Externalモードのアプリは、Googleの審査を受けるまで「テスト」状態で運用されます。この間は、Audience画面で自分自身のGoogleアカウントを「テストユーザー」として明示的に追加しておかないと、後の認証ステップでaccess_deniedエラーになります。個人利用が目的なら、審査は不要でテストユーザー登録だけで十分です。
Contact Information・Finish
通知用のメールアドレスを入力し、Google API Services User Data Policyに同意して完了します。
Data Access(データアクセス・スコープの追加)
「Data Access」タブの「Add or Remove Scopes」から、使いたい機能に応じたスコープを追加します。代表的なものは次の通りです。
| サービス | スコープ例 |
|---|---|
| Gmail(読み取り+下書き作成) | gmail.readonly、gmail.compose |
| Drive(読み取り+自分が作成したファイル) | drive.readonly、drive.file |
| Docs | documents.readonly、documents |
| Sheets | spreadsheets.readonly、spreadsheets |
| Calendar | calendar.events.readonly、calendar.calendarlist.readonly |
| Chat | chat.spaces.readonly、chat.messages.readonly、chat.messages.create |
書き込み系スコープ(gmail.sendなど強い権限)は、必要になってから追加する方針がおすすめです。スコープを絞るほど、認証情報が漏れたときの被害範囲も小さくなります。

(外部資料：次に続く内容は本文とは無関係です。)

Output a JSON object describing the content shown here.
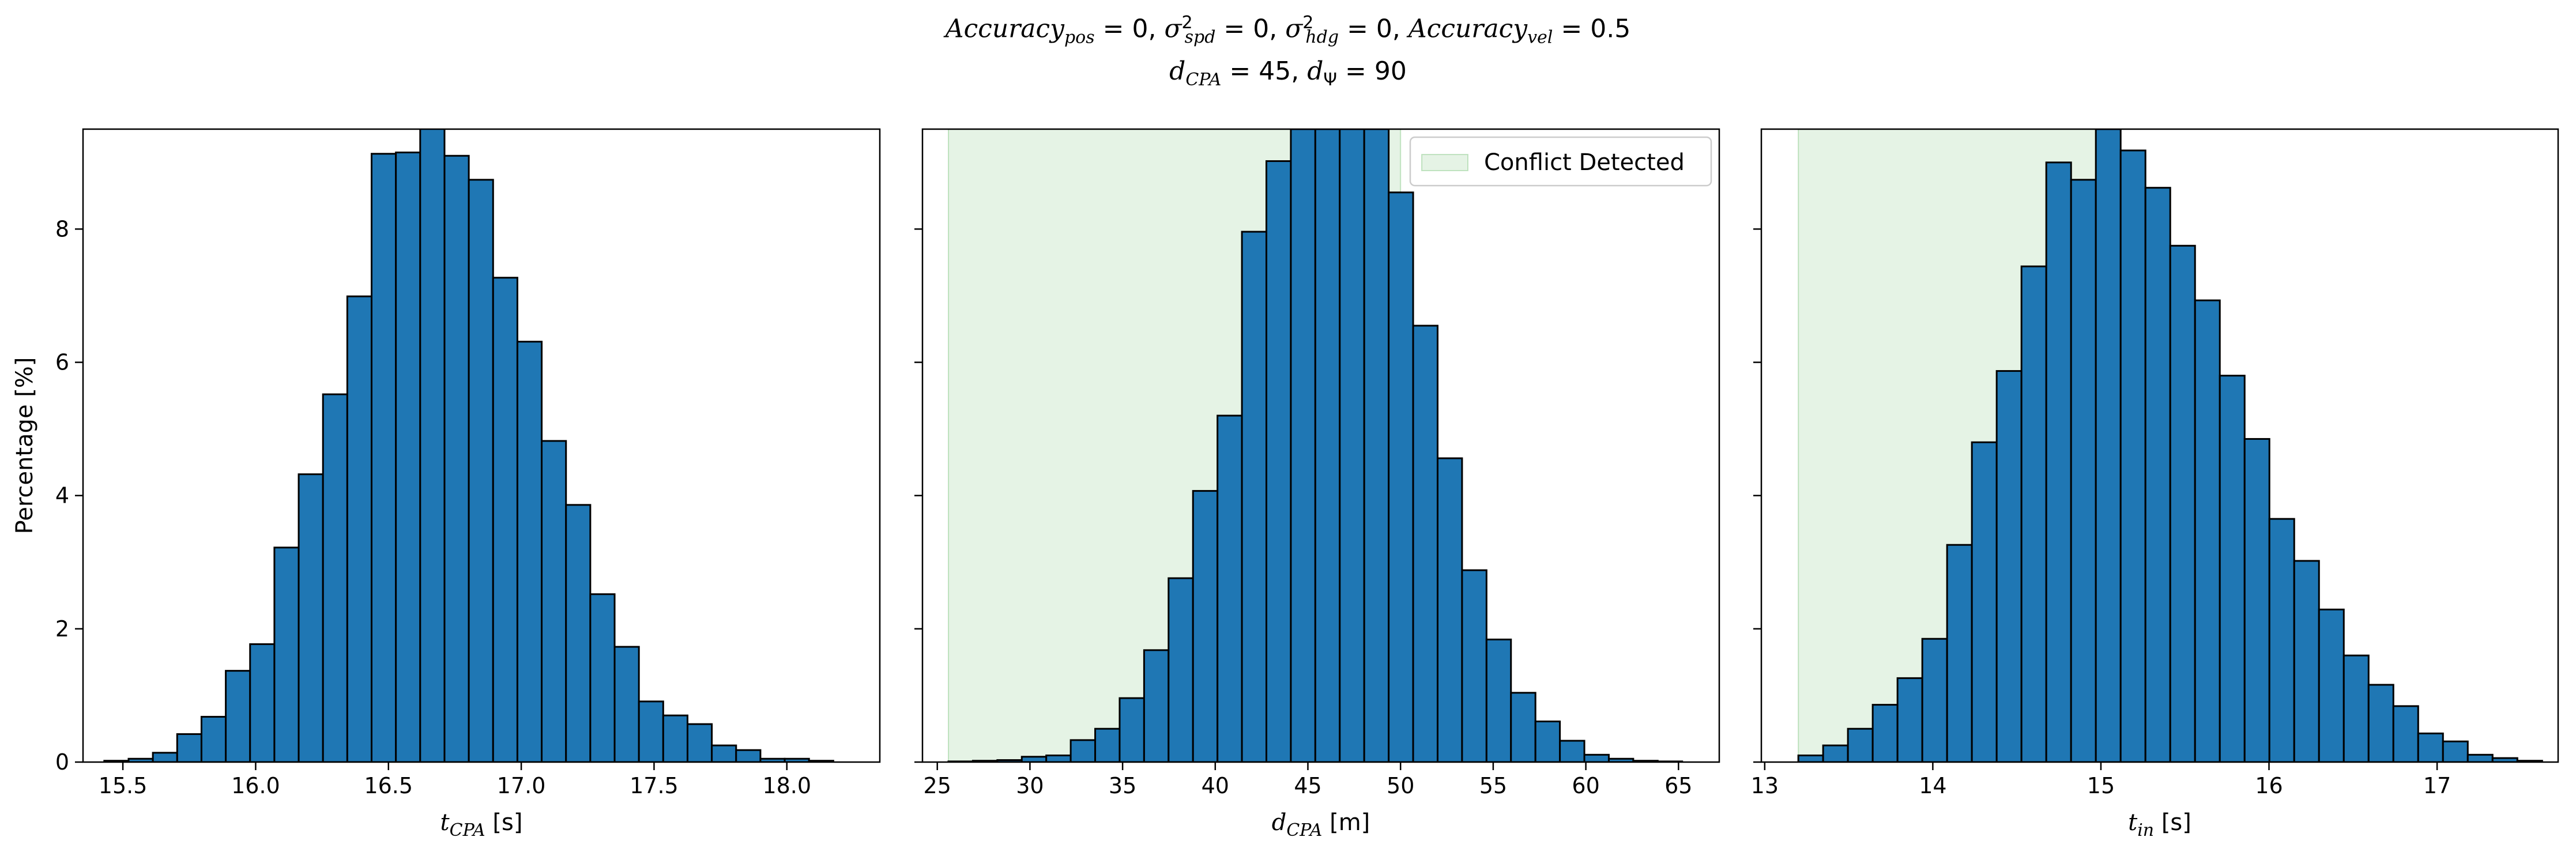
{
  "title": {
    "line1": "Accuracy_pos = 0, σ²_spd = 0, σ²_hdg = 0, Accuracy_vel = 0.5",
    "line2": "d_CPA = 45, d_Ψ = 90"
  },
  "colors": {
    "bar_fill": "#1f77b4",
    "bar_edge": "#000000",
    "conflict_fill": "#2ca02c"
  },
  "chart_data": [
    {
      "type": "bar",
      "name": "t_CPA histogram",
      "xlabel": "t_CPA [s]",
      "ylabel": "Percentage [%]",
      "xlim": [
        15.35,
        18.35
      ],
      "ylim": [
        0,
        9.5
      ],
      "xticks": [
        15.5,
        16.0,
        16.5,
        17.0,
        17.5,
        18.0
      ],
      "xtick_labels": [
        "15.5",
        "16.0",
        "16.5",
        "17.0",
        "17.5",
        "18.0"
      ],
      "yticks": [
        0,
        2,
        4,
        6,
        8
      ],
      "ytick_labels": [
        "0",
        "2",
        "4",
        "6",
        "8"
      ],
      "bin_start": 15.43,
      "bin_width": 0.0915,
      "values": [
        0.02,
        0.05,
        0.14,
        0.42,
        0.68,
        1.37,
        1.77,
        3.22,
        4.32,
        5.52,
        6.99,
        9.13,
        9.15,
        9.52,
        9.1,
        8.74,
        7.27,
        6.31,
        4.82,
        3.86,
        2.52,
        1.73,
        0.91,
        0.7,
        0.57,
        0.25,
        0.18,
        0.05,
        0.05,
        0.02
      ]
    },
    {
      "type": "bar",
      "name": "d_CPA histogram",
      "xlabel": "d_CPA [m]",
      "ylabel": "",
      "xlim": [
        24.2,
        67.2
      ],
      "ylim": [
        0,
        9.5
      ],
      "xticks": [
        25,
        30,
        35,
        40,
        45,
        50,
        55,
        60,
        65
      ],
      "xtick_labels": [
        "25",
        "30",
        "35",
        "40",
        "45",
        "50",
        "55",
        "60",
        "65"
      ],
      "yticks": [
        0,
        2,
        4,
        6,
        8
      ],
      "ytick_labels": [
        "",
        "",
        "",
        "",
        ""
      ],
      "bin_start": 25.6,
      "bin_width": 1.32,
      "values": [
        0.01,
        0.02,
        0.03,
        0.08,
        0.1,
        0.33,
        0.5,
        0.96,
        1.68,
        2.76,
        4.07,
        5.2,
        7.96,
        9.02,
        9.5,
        9.5,
        9.5,
        9.5,
        8.55,
        6.55,
        4.56,
        2.88,
        1.84,
        1.04,
        0.61,
        0.32,
        0.11,
        0.05,
        0.02,
        0.01
      ],
      "shaded_region": {
        "label": "Conflict Detected",
        "x_range": [
          25.6,
          50.0
        ]
      },
      "legend": {
        "placement": "top-right",
        "entries": [
          "Conflict Detected"
        ]
      }
    },
    {
      "type": "bar",
      "name": "t_in histogram",
      "xlabel": "t_in [s]",
      "ylabel": "",
      "xlim": [
        12.98,
        17.72
      ],
      "ylim": [
        0,
        9.5
      ],
      "xticks": [
        13,
        14,
        15,
        16,
        17
      ],
      "xtick_labels": [
        "13",
        "14",
        "15",
        "16",
        "17"
      ],
      "yticks": [
        0,
        2,
        4,
        6,
        8
      ],
      "ytick_labels": [
        "",
        "",
        "",
        "",
        ""
      ],
      "bin_start": 13.2,
      "bin_width": 0.1475,
      "values": [
        0.1,
        0.25,
        0.5,
        0.86,
        1.26,
        1.85,
        3.26,
        4.8,
        5.87,
        7.44,
        9.0,
        8.74,
        9.5,
        9.18,
        8.62,
        7.75,
        6.93,
        5.8,
        4.85,
        3.65,
        3.02,
        2.29,
        1.6,
        1.16,
        0.84,
        0.43,
        0.31,
        0.11,
        0.06,
        0.02
      ],
      "shaded_region": {
        "label": "Conflict Detected",
        "x_range": [
          13.2,
          15.0
        ]
      }
    }
  ]
}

ステップ4(Chatを使う場合のみ):Chatアプリを設定する
Google Chatを操作したい場合は、API有効化だけでは不十分です。Chatアプリとしての設定が別途必要になります。
手順
- Google Cloud Consoleで「Google Chat API」のページを開く
- 「管理」→「構成」タブを開く
- アプリ名(例:
Chat MCP)、アバターURL(正方形画像)、説明文を入力する - 「インタラクティブ機能を有効にする」はオフのままでよい(読み書きだけなら不要)
- 「エラーをLoggingに記録」を選択して保存する
この設定を済ませておかないと、Chat APIを有効化していても実際の読み書きリクエストが失敗します。
ステップ5:OAuthクライアントIDを作成する(Desktop app)
手順
- 「Google Auth Platform」→「Clients」タブを開く
- 「Create Client」をクリック
- Application typeで「Desktop app」を選ぶ(Webサーバーを立てるわけではないため)
- 任意の名前を付けて作成する
- 作成後に表示されるJSONファイルをダウンロードし、
credentials.jsonという名前で作業ディレクトリに保存する
Google公式のリモートMCPサーバー(claude.ai向け)を使う場合は「Web application」タイプでリダイレクトURIにhttps://claude.ai/api/mcp/auth_callbackを設定する必要がありますが、この記事で扱うローカルMCPサーバー方式では「Desktop app」を選びます。Web applicationを選んでしまうと、この後のブラウザ認証フローがうまく機能しません。
ステップ6:ブラウザ認証を実行してtoken.jsonを取得する
ここからはローカル環境での作業です。Google公式のクライアントライブラリを使い、実際にブラウザ経由でユーザー認証を行います。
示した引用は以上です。